Plutarch was born in Chaeroneia in Boeotia, of a wealthy and cultured family. He spent most of his later life there, but before that he studied philosophy in Athens and travelled in Italy and Egypt, building a circle of cultivated friends. He paid more than one visit to Rome, and gave public lectures in philosophy.

His extant writings amount to about a half of his total output, and fall into two categories: the historical works, and those which are grouped under the general head of Opera Moralia. To the former belong his Parallel Lives, the work by which he is best known. These are biographies of 23 Greek great politicians and soldiers paired with 23 Roman lives that offer points of similarity, followed (in all but four cases) by a short comparison of each pair (regarded by some critics as spurious). The Lives concentrate on the moral character of each subject rather than on the political events of the time, so that a minor incident or anecdote will acquire a greater importance in the narrative than it would in a standard histroy or biography. They are none the less of great literary value for the information they contain, which is often additional to that found in the narrative histories of a particular time.

The others and less known half of his writings - the Morals - are a collection of short treatises, 60 or more (although certainly not all from Plutarch's hand), on various subjects, including Ethics, Politics, History, Health, Facetiae, Love-stories, Philosophy and Isis and Osiris. Some of the essays breathe quite a Christian spirit, although the writer probably never heard of Christianity. The nine books of his Symposiaca or Table-talk exhibit him as the most amiable and genial of boon companions; while his dialogue Gryllus reveals a remarkable sense of humour.

Though not a profound thinker, Plutarch was a man of rare gifts, and occupies a unique place in literature as the encyclopaedist of antiquity.
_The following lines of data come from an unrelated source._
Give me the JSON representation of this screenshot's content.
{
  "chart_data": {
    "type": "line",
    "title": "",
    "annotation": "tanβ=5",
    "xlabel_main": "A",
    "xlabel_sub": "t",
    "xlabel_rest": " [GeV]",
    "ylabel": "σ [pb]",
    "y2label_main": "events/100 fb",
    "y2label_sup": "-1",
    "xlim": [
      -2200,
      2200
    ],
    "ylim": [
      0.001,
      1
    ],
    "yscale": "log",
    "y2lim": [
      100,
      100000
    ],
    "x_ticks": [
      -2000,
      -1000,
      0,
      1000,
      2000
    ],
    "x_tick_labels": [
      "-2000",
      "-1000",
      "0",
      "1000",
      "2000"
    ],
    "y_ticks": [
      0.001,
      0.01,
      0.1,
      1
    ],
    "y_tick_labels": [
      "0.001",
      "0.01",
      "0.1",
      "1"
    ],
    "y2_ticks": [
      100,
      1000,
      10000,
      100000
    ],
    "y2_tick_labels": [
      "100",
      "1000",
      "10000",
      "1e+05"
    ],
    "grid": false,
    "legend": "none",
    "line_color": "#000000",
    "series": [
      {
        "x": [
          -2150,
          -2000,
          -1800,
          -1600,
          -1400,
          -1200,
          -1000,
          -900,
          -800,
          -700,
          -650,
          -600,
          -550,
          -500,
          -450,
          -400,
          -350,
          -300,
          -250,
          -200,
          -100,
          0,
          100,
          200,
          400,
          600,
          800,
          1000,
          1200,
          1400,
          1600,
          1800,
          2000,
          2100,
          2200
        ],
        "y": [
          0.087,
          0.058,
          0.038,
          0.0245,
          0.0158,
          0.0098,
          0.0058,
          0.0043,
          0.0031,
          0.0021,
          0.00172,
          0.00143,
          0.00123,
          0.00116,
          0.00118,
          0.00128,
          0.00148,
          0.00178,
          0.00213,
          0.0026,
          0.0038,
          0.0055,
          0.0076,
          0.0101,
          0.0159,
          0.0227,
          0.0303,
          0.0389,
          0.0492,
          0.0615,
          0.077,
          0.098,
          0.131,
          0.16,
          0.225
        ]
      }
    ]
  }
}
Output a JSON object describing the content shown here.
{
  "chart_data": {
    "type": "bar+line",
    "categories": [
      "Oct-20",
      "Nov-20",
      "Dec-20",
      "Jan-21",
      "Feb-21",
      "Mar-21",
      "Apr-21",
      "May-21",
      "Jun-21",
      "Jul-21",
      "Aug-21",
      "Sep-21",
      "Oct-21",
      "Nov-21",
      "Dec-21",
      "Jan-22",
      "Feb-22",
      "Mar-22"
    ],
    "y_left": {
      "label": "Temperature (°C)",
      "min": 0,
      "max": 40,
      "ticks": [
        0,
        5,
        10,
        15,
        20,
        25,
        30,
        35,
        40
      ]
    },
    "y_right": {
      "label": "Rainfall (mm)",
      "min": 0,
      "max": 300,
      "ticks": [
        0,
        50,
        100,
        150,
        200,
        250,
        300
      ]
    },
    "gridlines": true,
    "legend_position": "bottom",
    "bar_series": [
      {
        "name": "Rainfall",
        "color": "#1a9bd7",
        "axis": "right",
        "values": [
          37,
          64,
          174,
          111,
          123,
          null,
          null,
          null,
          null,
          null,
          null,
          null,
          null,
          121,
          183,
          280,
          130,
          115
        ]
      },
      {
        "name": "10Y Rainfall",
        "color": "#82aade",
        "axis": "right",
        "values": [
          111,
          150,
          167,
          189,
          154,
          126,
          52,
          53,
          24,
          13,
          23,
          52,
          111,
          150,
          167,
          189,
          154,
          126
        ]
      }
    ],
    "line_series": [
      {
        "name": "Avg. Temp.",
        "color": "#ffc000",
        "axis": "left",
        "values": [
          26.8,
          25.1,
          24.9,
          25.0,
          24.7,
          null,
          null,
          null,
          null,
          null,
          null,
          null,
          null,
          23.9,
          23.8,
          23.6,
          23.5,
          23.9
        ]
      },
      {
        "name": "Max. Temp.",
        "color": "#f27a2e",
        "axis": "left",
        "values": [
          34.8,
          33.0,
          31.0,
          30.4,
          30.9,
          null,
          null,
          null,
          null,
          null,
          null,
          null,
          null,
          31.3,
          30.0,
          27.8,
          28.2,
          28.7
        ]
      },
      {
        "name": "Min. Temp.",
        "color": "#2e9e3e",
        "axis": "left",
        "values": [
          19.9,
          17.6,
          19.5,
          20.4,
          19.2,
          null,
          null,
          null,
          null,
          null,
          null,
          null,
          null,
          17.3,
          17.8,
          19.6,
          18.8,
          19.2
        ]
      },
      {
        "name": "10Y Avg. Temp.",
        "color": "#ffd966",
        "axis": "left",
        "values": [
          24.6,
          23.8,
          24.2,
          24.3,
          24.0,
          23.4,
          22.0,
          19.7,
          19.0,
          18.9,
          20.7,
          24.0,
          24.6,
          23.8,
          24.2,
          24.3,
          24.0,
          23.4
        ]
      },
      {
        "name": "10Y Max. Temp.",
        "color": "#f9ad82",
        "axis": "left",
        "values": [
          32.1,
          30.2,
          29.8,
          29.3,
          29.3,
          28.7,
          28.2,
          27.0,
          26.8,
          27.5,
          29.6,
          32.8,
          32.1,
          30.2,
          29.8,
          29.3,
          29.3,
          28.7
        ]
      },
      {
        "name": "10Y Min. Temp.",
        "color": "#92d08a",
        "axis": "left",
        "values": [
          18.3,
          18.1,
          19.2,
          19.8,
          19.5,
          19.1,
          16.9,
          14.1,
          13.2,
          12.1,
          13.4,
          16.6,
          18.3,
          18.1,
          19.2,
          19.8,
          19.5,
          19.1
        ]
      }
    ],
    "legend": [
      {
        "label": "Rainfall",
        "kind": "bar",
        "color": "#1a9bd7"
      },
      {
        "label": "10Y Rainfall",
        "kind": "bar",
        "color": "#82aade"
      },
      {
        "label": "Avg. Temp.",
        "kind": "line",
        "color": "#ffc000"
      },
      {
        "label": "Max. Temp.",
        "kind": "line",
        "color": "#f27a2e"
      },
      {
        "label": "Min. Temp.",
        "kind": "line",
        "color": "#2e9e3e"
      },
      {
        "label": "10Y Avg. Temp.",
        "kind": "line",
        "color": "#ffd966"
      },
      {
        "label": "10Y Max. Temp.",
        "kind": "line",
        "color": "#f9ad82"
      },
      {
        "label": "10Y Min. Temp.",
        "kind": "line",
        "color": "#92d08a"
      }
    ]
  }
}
The translation by Sir Thomas North (1579) was the major source for Shakespeare's Roman plays.

Bibliography: Donald A Russell, Plutarch (1973); C P Jones, Plutarch and Rome (1971); Reginald H Barrow, Plutarch and His Times (1967).


'I am writing biography, not history, and the truth is that the most brilliant exploits often tell us nothing of the virtues or vices of the men who performed them, while on the other hand a chance remark or a joke may reveal far more of a man's character than the mere feat of winning battles in which thousands fall, or of marshalling great armies, or laying siege to cities.' From Life of Alexander, ch.1 (trans I Scott-Kilvert).